Cet outil censé viser en premier lieu l’islam radical a depuis ciblé des associations écologistes. Retour sur un outil critiqué dès sa mise en œuvre par le monde associatif.

C’est une petite case apparue l’année dernière en bas des formulaires de demandes de subvention aux collectivités. Insignifiante pour beaucoup d’associations, elle est à l’inverse source d’inquiétudes pour d’autres. Depuis un décret du 31 décembre 2021, toute association qui effectue une demande de subvention doit la cocher, s’engageant ainsi à respecter le Contrat d’Engagement Républicain, faute de quoi elle risque de se voir retirer une subvention attribuée, voire de devoir rembourser une subvention perçue. Créé par la loi « confortant le respect des principes de la république » – dite « loi séparatisme », ce contrat était présenté avant tout comme un outil pour lutter contre l’islam radical.

Mais en septembre 2022, c’est l’association Alternatiba Poitiers qui a été ciblée. Dans son « Village des Alternatives » installé les 17 et 18 septembre, l’association proposait un atelier de formation à la désobéissance civile non-violente.
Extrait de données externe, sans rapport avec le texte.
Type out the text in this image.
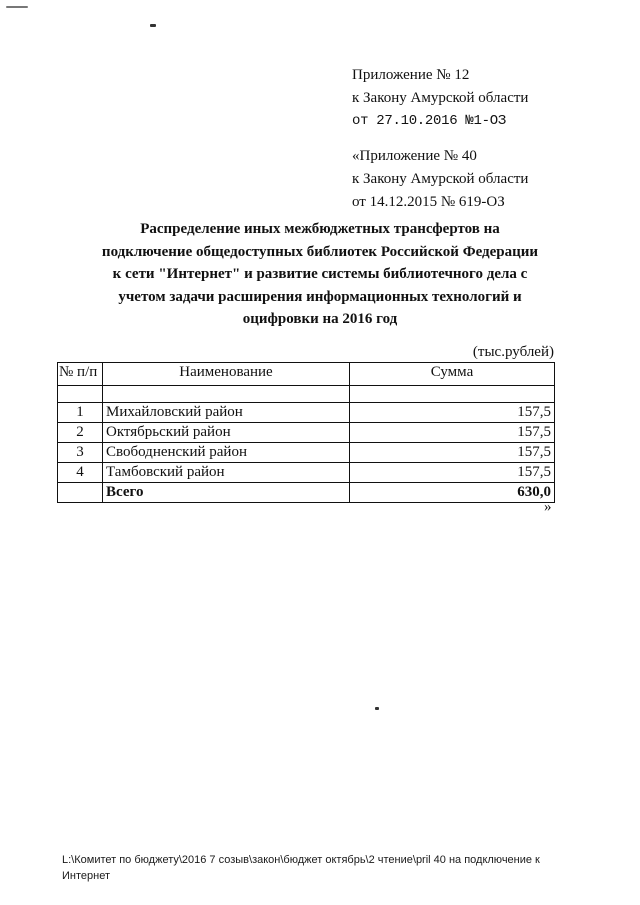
Приложение № 12
к Закону Амурской области
от 27.10.2016 №1-ОЗ
«Приложение № 40
к Закону Амурской области
от 14.12.2015 № 619-ОЗ
Распределение иных межбюджетных трансфертов на
подключение общедоступных библиотек Российской Федерации
к сети "Интернет" и развитие системы библиотечного дела с
учетом задачи расширения информационных технологий и
оцифровки на 2016 год
(тыс.рублей)
№ п/п	Наименование	Сумма

1	Михайловский район	157,5
2	Октябрьский район	157,5
3	Свободненский район	157,5
4	Тамбовский район	157,5
	Всего	630,0
»
L:\Комитет по бюджету\2016 7 созыв\закон\бюджет октябрь\2 чтение\pril 40 на подключение к Интернет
Le préfet de la Vienne y a vu une violation du Contrat d’Engagement Républicain et a demandé à la ville de Poitiers et à la Communauté Urbaine du Grand Poitiers de retirer leur soutien financier à Alternatiba – de 5 000€ et 10 000€. Plus récemment, Mediapart a révélé qu’un représentant de la préfecture de Corrèze « a affirmé lors d’une réunion que certaines associations ne pourraient plus accéder à des subventions au motif qu’elles auraient violé leur contrat d’engagement républicain ». Plusieurs sources interrogées par Mediapart assurent que le secrétaire général de la préfecture aurait justifié que les cinq associations concernées appartiendraient à une « mouvance “ultragauche”, que la décision avait été prise sur la base d’un contrôle de l’honorabilité des dirigeants, qui avaient des opinions politiques anti-État et antisystème, et aussi par rapport à la nature de leurs activités. » L’outil aurait donc une nouvelle fois dévié de sa cible initiale pour atteindre des associations écologistes, susceptibles de créer un trouble à l’ordre public.
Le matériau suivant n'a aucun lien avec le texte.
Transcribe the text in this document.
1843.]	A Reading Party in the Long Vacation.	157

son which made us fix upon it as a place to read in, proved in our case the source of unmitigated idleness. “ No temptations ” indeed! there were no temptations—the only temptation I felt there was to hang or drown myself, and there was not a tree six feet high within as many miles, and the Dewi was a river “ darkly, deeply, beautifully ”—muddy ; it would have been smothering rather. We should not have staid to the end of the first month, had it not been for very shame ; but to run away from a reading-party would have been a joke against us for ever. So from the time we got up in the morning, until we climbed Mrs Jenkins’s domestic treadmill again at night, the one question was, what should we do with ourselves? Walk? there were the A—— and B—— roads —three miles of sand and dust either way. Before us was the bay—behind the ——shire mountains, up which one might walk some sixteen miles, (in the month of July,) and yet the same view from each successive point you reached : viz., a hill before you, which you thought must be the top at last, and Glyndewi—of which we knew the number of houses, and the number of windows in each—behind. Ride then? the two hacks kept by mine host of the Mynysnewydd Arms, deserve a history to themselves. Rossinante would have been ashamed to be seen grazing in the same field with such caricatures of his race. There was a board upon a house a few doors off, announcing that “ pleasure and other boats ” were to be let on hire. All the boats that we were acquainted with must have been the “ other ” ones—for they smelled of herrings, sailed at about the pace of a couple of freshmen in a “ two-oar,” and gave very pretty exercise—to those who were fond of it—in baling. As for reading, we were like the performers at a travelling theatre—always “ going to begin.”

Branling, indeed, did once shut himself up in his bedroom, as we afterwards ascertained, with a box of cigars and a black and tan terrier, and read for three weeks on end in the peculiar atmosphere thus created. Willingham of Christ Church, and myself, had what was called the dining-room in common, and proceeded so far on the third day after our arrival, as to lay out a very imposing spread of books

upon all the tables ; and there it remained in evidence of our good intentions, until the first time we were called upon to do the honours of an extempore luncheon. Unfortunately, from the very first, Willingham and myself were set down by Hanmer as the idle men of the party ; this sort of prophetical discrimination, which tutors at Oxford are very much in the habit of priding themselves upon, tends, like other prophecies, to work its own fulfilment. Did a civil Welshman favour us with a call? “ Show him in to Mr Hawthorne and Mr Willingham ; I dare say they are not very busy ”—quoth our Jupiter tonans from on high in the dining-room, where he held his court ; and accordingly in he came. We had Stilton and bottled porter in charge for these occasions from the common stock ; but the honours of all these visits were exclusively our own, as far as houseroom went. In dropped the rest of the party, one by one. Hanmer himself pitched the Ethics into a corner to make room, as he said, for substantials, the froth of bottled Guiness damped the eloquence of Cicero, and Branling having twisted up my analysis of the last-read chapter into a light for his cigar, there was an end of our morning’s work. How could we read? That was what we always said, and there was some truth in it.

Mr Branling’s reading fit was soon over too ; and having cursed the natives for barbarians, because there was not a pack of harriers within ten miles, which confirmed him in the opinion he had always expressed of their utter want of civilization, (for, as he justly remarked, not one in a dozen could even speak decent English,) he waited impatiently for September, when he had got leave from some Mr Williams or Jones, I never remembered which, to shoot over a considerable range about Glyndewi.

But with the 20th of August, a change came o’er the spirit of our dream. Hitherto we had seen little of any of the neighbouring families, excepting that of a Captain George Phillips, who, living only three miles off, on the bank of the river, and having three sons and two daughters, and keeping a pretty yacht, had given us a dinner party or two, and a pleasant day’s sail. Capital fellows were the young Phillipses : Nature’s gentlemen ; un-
Dorothée Paulin, la Directrice Générale de l’ADELHA 05 – la Ligue de l’Enseignement dans les Hautes-Alpes, ainsi qu’une personne des services de l’État dans les Hautes-Alpes qui suit le déploiement du Contrat d’Engagement Républicain nous ont indiqué que localement, très peu d’associations semblent s’inquiéter de ce dispositif. Les craintes émanent pour le moment d’associations nationales, « plutôt écologistes », « qui font du plaidoyer » ou encore susceptibles de « faire des actions avec débordement, de leur fait ou pas. » Pas vraiment les cibles premières évoquées pendant les discussions sur la loi séparatisme.

Ce que les opposants à ce contrat lui reprochent depuis sa mise en œuvre, c’est justement le flou qui caractérise les « valeurs républicaines » évoquées. Point de vue partagé par Jean Gaboriau, administrateur de l’association Refuges Solidaires, qui œuvre pour un accueil digne de personnes exilées dans le Briançonnais, interrogé sur le regard qu’il porte sur le Contrat d’Engagement Républicain.

Le mot républicain se décline de l’extrême droite à l’extrême gauche, donc chacun en voit sa lecture

Jean Gaboriau, administrateur de l’association Refuges Solidaires

Un paradoxe a par ailleurs été pointé très tôt par des représentants du monde associatif : les cibles premières du Contrat d’Engagement Républicain ne perçoivent pas ou très rarement de subventions. Plus récemment une source contactée nous expliquait qu’au sein des services de l’État dans les Hautes-Alpes, plusieurs fonctionnaires se sont également fait la remarque que « les associations ciblées n’ont pas de subventions, elles opèrent via d’autres réseaux. Elle ne s’affichent pas vraiment. »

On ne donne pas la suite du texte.